Charles Fraser

Personal information
- Full name: Charles James Stewart Fraser
- Born: 5 February 1896 Nagpur, Central Provinces, British India
- Died: 18 October 1929 (aged 33) Woking, Surrey, England
- Batting: Unknown
- Bowling: Unknown
- Relations: Patrick Fraser (brother)

Domestic team information
- 1927/28: Europeans

Career statistics
| Competition | First-class |
| Matches | 1 |
| Runs scored | 13 |
| Batting average | 6.50 |
| 100s/50s | –/– |
| Top score | 7 |
| Balls bowled | 60 |
| Wickets | 0 |
| Bowling average | – |
| 5 wickets in innings | – |
| 10 wickets in match | – |
| Best bowling | – |
| Catches/stumpings | 1/– |
- Source: ESPNcricinfo, 9 November 2023

= Charles Fraser (cricketer) =

Scottish cricketer and soldier

Charles James Stewart Fraser (5 April 1896 — 18 October 1929) was a Scottish first-class cricketer and an officer in the British Indian Army.
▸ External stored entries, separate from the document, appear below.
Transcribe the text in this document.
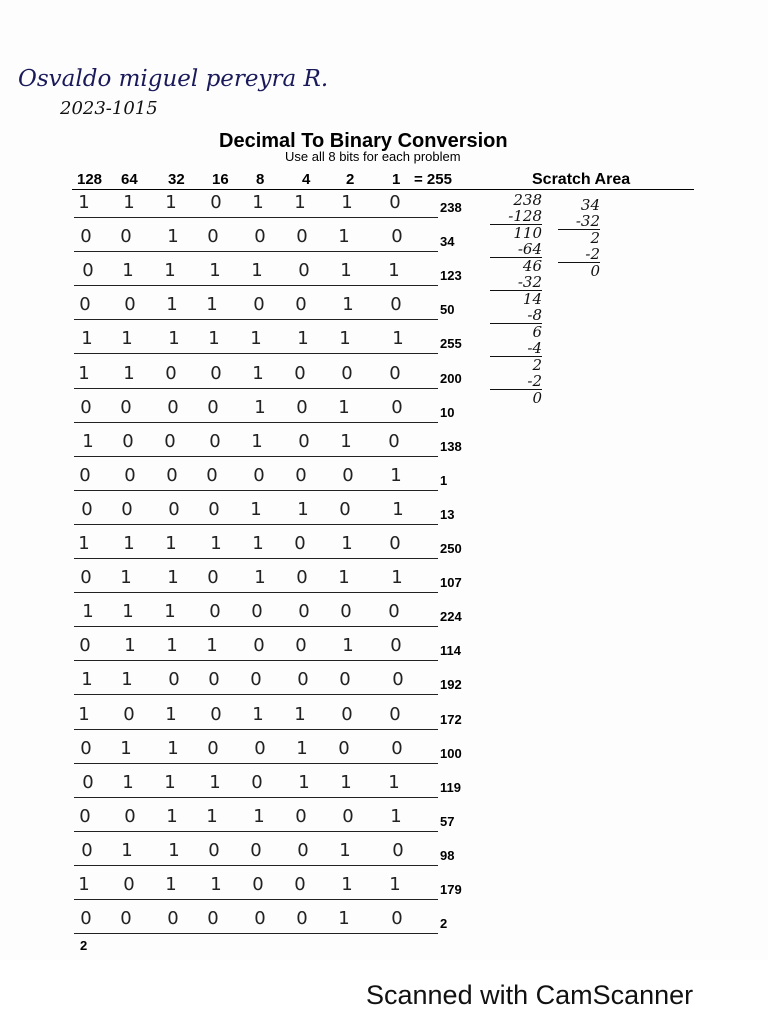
Osvaldo miguel pereyra R.
2023-1015
Decimal To Binary Conversion
Use all 8 bits for each problem
128 64 32 16 8	4 2	1 = 255	Scratch Area
1 1 1 0 1 1 1 0	238
0 0 1 0 0 0 1 0	34
0 1 1 1 1 0 1 1	123
0 0 1 1 0 0 1 0	50
1 1 1 1 1 1 1 1	255
1 1 0 0 1 0 0 0	200
0 0 0 0 1 0 1 0	10
1 0 0 0 1 0 1 0	138
0 0 0 0 0 0 0 1	1
0 0 0 0 1 1 0 1	13
1 1 1 1 1 0 1 0	250
0 1 1 0 1 0 1 1	107
1 1 1 0 0 0 0 0	224
0 1 1 1 0 0 1 0	114
1 1 0 0 0 0 0 0	192
1 0 1 0 1 1 0 0	172
0 1 1 0 0 1 0 0	100
0 1 1 1 0 1 1 1	119
0 0 1 1 1 0 0 1	57
0 1 1 0 0 0 1 0	98
1 0 1 1 0 0 1 1	179
0 0 0 0 0 0 1 0	2
238
-128
110
-64
46
-32
14
-8
6
-4
2
-2
0
34
-32
2
-2
0
2
Scanned with CamScanner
The son of Sir Andrew Fraser, he was born in British India at Nagpur in April 1896 and was educated in Scotland at the Edinburgh Academy. From there, he attended the Royal Military College, Sandhurst. Shortly after attending the college, the First World War began. Fraser fought in the war, being commissioned as a second lieutenant with a view to his appointment to the British Indian Army. He was attached to the 54th Sikhs in January 1915, with promotion in the regiment to lieutenant following in February 1917. Following the war, he was awarded the Military Cross for his services during the Mesopotamian campaign. In April 1919, he was promoted to captain.

Whilst in India, Fraser made a single appearance in first-class cricket for the Europeans cricket team against the Hindus at Lahore in the 1927–28 Lahore Tournament. Batting twice in the match, he was run out for 7 runs in the Europeans first innings, while in their second innings he was dismissed for 6 runs by Brij Lall. With the ball, he bowled ten wicketless overs. Whilst on leave in Britain in 1929, Fraser was killed in a car accident when his car overturned at the Six Crossroads junction near Woking, with him being thrown from the vehicle. His brother, Patrick, was also a first-class cricketer.